LAPD want to crack down on civilian drones after police station incident
Los Angeles police officials say they may have to set boundaries on hobbyist drone use because local ordinances are vague and federal regulators are unlikely to to put clear-cut rules in place anytime soon.
“It’s just a quagmire … we’re really on some pretty unstable ground” on private, civilian drone use, said Lt. Phil Smith, a commander in the LAPD’s air suport division. “It’s quite ironic for us because we can’t fly them because we know about the rules.”
The Federal Aviation Administration has strict rules for where and how law enforcement agencies can use drones on the job and guidelines for how they can be used in private businesses. Those rules have been called into question by a recent court ruling.
But there are virtually no laws on the books regulating where everyday hobbyists can fly the small devices, an issue police are increasingly having to contend with.

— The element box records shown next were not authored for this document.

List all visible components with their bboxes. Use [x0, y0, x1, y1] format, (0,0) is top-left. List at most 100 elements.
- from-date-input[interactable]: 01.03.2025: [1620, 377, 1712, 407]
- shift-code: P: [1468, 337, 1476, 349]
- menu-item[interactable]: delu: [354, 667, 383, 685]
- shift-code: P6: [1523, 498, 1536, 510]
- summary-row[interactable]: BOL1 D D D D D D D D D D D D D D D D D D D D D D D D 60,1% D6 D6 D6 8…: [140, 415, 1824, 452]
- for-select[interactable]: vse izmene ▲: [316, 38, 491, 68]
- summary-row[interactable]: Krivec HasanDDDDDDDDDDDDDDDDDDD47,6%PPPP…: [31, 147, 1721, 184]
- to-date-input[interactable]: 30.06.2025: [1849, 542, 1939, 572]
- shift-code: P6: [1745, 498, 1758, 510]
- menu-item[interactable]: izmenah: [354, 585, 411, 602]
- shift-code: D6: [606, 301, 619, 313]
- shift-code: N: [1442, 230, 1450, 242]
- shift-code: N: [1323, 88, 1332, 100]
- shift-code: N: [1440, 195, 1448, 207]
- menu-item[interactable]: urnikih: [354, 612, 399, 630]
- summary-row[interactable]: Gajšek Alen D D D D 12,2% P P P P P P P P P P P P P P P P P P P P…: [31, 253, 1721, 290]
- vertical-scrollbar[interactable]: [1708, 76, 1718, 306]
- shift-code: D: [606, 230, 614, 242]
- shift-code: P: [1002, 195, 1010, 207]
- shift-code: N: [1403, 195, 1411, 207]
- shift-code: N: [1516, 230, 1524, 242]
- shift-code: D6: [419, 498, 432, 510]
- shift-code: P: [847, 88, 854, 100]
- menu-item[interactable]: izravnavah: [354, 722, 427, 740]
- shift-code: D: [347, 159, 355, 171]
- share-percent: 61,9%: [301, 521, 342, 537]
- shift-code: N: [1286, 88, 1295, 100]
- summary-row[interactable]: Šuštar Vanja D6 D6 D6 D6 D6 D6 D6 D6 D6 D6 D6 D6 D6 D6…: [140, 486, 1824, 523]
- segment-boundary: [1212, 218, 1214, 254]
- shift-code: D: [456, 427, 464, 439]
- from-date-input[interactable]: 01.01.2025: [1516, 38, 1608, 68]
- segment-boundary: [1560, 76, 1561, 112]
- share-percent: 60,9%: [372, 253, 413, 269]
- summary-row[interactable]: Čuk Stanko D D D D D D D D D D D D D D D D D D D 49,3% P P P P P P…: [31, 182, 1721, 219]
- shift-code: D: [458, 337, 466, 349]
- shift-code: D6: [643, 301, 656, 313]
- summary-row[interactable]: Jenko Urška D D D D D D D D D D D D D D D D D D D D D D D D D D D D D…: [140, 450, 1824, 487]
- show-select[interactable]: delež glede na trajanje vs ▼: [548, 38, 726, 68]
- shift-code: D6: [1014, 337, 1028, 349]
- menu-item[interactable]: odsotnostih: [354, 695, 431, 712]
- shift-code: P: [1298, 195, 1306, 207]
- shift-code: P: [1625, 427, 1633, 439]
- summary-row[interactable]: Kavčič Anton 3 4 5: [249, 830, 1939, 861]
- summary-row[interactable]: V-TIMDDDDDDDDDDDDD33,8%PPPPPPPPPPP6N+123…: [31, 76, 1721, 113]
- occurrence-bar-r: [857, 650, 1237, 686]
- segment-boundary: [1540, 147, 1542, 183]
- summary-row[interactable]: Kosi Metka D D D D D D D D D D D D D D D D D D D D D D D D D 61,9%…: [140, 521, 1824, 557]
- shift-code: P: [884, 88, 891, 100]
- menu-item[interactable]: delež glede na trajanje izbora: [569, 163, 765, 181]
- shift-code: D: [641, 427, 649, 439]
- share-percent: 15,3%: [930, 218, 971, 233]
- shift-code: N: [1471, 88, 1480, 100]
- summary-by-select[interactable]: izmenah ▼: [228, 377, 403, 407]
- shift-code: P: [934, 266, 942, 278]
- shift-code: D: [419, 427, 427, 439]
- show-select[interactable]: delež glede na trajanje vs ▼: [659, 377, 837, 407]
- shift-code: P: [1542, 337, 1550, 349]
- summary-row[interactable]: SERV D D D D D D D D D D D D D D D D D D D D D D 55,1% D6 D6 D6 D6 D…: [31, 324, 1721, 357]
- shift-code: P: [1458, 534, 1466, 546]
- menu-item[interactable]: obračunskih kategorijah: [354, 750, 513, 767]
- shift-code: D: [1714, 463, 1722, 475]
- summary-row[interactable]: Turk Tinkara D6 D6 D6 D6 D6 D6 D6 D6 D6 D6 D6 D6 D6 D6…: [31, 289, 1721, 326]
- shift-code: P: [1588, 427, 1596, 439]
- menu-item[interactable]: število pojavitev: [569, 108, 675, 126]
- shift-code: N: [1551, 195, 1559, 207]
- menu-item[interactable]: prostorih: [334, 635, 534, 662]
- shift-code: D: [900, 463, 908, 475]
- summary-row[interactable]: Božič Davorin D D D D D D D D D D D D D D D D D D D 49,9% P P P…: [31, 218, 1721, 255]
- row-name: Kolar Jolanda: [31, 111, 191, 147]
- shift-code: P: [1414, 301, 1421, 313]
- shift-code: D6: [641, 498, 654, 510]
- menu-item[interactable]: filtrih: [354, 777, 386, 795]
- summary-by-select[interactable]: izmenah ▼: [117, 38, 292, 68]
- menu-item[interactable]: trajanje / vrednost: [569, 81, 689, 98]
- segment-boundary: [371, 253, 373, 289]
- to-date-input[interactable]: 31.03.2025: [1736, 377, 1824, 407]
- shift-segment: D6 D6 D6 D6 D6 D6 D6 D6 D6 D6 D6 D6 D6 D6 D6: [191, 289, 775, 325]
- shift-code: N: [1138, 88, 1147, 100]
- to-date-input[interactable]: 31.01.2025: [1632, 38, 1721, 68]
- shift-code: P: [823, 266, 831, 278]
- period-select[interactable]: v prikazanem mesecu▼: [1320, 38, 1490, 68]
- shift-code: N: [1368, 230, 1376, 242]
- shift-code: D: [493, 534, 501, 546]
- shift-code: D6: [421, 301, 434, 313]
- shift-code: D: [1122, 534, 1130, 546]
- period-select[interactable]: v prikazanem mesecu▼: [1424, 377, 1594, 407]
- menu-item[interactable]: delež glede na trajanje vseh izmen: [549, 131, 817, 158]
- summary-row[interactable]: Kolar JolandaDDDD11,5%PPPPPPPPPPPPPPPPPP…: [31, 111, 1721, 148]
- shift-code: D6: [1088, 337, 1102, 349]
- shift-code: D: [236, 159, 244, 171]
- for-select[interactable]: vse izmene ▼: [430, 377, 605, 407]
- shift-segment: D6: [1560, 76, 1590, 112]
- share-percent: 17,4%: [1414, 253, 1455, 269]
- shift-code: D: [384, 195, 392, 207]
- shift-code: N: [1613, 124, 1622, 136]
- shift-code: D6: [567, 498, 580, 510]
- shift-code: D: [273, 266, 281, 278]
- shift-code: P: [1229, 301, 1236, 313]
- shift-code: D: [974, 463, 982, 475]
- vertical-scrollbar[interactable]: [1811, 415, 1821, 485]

Last week, a South Bay man who routinely films police activity flew his quadcopter drone directly over the LAPD’s Hollywood division parking lot and recorded officers going to and from their squad cars and other cruisers entering and exiting the parking lot.
When confronted about it, he pointed out he was safely and legally standing on the public sidewalk. Police suggested they could arrest him for trespassing because the drone was in an area closed to civilians, but upon further examination, LAPD officials told the Los Angeles Times, it wasn’t that simple.
In another incident, a man flew his drone just above the heads of revelers outside Staples Center after the Kings won the Stanley Cup championship.
Police said they were also concerned about how paparazzi could use them to peer into celebrities’ backyards or onto closed film sets, an issue that could be considered an invasion of privacy.
“It’s such new territory and as far as that [Hollywood] incident, there’s really no legal teeth to enforce,” said Lt. Alex Vargas of the LAPD’s Hollywood division.
Department officials said they planned to lead a push that would involve the city attorney’s office and city officials to update local laws -- perhaps pertaining to peeping Toms and trespassing -- to include language specifically addressing drones.